Dikili Şenlikleri’nin son günü, “Barış ve Demokrasi" konulu açıkoturumu Reha İsvan yönetti. Erbil Tuşalp. Güney Dinç, Kemal Anadol, Sadun Aren konuşmacıydılar. Konuşmacıların tümünün söyledikleri ilginçti. Prof. Sadun Aren 141-142 ile eş tutulan 163’e de değindi. Aren'in konuşması çok kişiye çarpıcı gelmişti. Aren, özetle şöyle diyordu:
“Demokrasi, her şey gibi bütün kavramlar gibi neyi vurgulamak istiyorsanız, o bakımdan tanımlanabilir. Çünkü her olayın çok çeşitli yönleri vardır. Örneğin demokrasiye ‘halkın halk için...’ filan 'yönetimi' denir. ‘İktidarın seçimlerle el değiştirmesidir' denir. Bu tanımların hepsi doğrudur, fakat maksadınıza uygun olabilir veya olmayabilir. Ben daha özüne gidecek bir tanımlama yapmak istiyorum, başka bir yanını vurgulamak istiyorum: Demokrasi demek, insanların uğradıkları toplumsal haksızlıklara karşı- barışçı yollardan mücadele ederek, bu haksızlıkları düzeltebilmek özgürlüğüne sahip olmak demektir. Bunun için dört yılda bir seçim yapılması gerekir, oylamanın şu şekilde olması gerekir, şu kuralların olması gerekir vs... Bunu böyle başka yönleriyle destekleyebilirsiniz. Fakat demokratik rejim hak aramadır. Ama tabii alacağını tahsil etme hakkı değil. Çünkü bu türlü haklar mahkemelerde de aranabilir. Toplumsal haksızlıklara karşı mücadele etmek, burada uğranılan haksızlıkları düzeltebilmek için mücadele etme özgürlüğü... Demokrasi bu. Bu haklar nasıl haklardır, yineliyorum; toplumsal haklardır. Arkadaşlar, haksızlık olmadan, hak diye bir şey olmaz. Haksızlık olduğu için hak diye bir şey vardır. Haksızlık ortadan kalkarsa, hak gerekmez. Öyle bir toplumda da demokrasiye filan gerek de yoktur. O, işte bildiğimiz çok ileri bir toplum düzenidir. Orada ne hak aranır, ne bir şey yapılır. Çünkü haksızlık yoktur, demokrasi gerekmez. Çünkü kimse haksızlığa uğramaz vs.

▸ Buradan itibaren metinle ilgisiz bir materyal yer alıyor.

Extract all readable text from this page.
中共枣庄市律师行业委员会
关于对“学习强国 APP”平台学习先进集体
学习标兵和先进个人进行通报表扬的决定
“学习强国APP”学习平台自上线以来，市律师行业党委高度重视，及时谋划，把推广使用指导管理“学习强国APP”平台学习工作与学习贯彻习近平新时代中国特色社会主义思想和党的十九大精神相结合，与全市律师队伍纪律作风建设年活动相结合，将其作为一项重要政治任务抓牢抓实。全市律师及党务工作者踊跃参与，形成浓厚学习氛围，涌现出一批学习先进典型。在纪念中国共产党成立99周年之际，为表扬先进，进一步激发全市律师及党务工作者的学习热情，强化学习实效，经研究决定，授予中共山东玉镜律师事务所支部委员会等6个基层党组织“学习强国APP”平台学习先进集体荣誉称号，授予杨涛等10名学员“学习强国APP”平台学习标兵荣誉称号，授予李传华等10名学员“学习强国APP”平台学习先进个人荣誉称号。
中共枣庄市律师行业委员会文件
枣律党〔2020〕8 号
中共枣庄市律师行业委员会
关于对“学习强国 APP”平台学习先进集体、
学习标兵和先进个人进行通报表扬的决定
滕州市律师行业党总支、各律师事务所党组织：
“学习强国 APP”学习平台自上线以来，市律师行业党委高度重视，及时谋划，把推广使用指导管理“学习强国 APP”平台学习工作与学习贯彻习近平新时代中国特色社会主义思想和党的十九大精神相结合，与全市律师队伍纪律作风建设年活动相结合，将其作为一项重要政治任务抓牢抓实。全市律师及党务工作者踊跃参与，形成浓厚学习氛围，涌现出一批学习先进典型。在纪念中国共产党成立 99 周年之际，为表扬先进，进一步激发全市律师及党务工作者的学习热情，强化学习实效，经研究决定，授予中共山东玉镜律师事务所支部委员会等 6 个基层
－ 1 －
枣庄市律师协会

Söz konusu haksızlıklar, düzenin haksızlık saymadığı, onun için yasalarla düzeltmeyi göze almadığı, gerçekleştirmediği hususlardır. Örneğin ücretini alamamak, mahkemede alınabilecek bir haktır. Faka ücretini yükseltmek istemek, o toplumsal bir haktır. Düşük ücret, toplumsal bir haksızlıktır. Bununla mücadele etmek için mahkemeye gidemezsiniz, yani mahkemeye gidip, 'Bizim patron bana az ücret veriyor' diye dava açamazsınız. Vermez zaten. Eee, ne yapacaksınız? Pahalılık da var ortalıkta, işte mücadele edeceksiniz buna karşı...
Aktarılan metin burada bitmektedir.